= S v Mpetha =

S v Mpetha and Others (1981) was a court case in which nineteen accused were charged under the Terrorism Act, 1967 with participation in terroristic activities and also on two counts of murder. There were alternative charges of public violence and conspiracy in contravention of the Riotous Assemblies Act, 1956.

The court held that the use of particulars is intended to meet a requirement imposed in fairness and justice to both the accused and the prosecution.

There is, however, some difficulty in appreciating just what is meant by fairness and justice to the prosecution because it would seem that the prosecution, if it has a case, must in the nature of things know in detail all about the alleged offense.

If the prosecution does not know any particulars, it can simply say so, and it is then protected by the provisions of s84(2) of the CPA.
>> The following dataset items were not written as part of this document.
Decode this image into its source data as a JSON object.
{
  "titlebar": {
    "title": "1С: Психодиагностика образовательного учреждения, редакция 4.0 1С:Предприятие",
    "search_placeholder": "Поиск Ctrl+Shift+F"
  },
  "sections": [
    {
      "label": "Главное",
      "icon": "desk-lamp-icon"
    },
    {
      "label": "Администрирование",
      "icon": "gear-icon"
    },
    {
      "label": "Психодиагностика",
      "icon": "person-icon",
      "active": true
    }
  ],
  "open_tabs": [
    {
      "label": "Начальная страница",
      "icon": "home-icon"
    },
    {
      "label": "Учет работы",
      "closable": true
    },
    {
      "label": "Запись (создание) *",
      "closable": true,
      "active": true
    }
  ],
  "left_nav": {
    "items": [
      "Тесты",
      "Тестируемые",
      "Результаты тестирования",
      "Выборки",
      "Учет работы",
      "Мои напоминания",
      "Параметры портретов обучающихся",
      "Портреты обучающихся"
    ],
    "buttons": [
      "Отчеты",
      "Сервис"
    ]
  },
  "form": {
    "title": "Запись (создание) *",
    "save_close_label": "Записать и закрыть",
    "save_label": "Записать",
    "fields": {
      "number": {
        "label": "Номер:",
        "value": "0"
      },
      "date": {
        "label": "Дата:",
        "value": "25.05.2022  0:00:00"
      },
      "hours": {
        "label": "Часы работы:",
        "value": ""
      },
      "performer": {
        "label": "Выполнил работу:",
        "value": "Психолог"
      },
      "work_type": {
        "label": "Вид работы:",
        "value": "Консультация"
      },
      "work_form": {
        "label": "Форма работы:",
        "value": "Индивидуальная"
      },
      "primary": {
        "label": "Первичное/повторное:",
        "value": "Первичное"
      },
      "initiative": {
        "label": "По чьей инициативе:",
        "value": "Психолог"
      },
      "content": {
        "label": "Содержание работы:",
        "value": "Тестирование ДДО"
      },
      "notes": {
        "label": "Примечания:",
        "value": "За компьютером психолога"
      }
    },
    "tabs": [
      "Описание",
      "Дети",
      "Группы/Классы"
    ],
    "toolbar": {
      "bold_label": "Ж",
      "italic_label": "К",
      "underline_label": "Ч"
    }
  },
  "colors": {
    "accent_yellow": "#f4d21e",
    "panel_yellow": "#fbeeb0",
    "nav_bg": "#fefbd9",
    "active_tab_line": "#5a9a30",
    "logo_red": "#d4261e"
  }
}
As to whether the summary which the State has furnished constitutes an adequate summary, at the very least the Attorney-General is required by law to form an opinion as to its adequacy.
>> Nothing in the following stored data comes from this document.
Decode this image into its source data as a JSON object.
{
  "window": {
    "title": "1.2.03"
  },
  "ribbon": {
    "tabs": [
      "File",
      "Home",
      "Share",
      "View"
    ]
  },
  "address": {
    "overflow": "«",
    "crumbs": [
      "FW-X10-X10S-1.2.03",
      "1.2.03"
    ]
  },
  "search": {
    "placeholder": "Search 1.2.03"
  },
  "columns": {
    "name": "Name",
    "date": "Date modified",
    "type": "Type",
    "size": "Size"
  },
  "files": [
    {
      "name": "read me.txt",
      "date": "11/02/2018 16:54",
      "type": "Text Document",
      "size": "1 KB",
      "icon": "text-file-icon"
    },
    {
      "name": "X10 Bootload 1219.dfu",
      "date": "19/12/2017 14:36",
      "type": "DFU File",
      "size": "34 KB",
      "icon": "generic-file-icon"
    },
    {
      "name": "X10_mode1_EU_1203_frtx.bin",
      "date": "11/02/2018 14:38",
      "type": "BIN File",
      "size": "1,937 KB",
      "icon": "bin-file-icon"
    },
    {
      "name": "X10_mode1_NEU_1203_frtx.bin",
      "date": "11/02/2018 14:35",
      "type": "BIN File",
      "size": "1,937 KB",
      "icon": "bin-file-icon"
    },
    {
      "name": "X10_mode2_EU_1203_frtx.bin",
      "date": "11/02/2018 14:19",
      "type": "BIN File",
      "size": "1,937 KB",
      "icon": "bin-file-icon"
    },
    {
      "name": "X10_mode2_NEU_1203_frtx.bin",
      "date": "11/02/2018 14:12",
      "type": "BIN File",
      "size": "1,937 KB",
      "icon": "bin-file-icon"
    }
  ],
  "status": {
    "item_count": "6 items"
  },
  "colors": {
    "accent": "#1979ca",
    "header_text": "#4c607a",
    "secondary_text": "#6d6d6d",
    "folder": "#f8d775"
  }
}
Implicit in this is the duty to bring a fair, objective and responsible judgment to bear upon what facts it is desirable for the accused to know in order to understand fully the allegations against him and to prepare and present his defense.

The purpose of the summary of substantial facts is to fill out the rather terse picture almost inevitably presented by the indictment.

The greater the lack of proper information in the summary of substantial facts the greater is the need for detailed particulars to be supplied to fill in the picture sketched in outline in the indictment.

This was an extremely complex case, but the summary of substantial facts was very short.

Accordingly, the State was ordered to give sufficient particulars to satisfy certain specified guidelines, the nature whereof were fully detailed, and directed to note the Court's disapproval of the frequent use of the expression "and/or."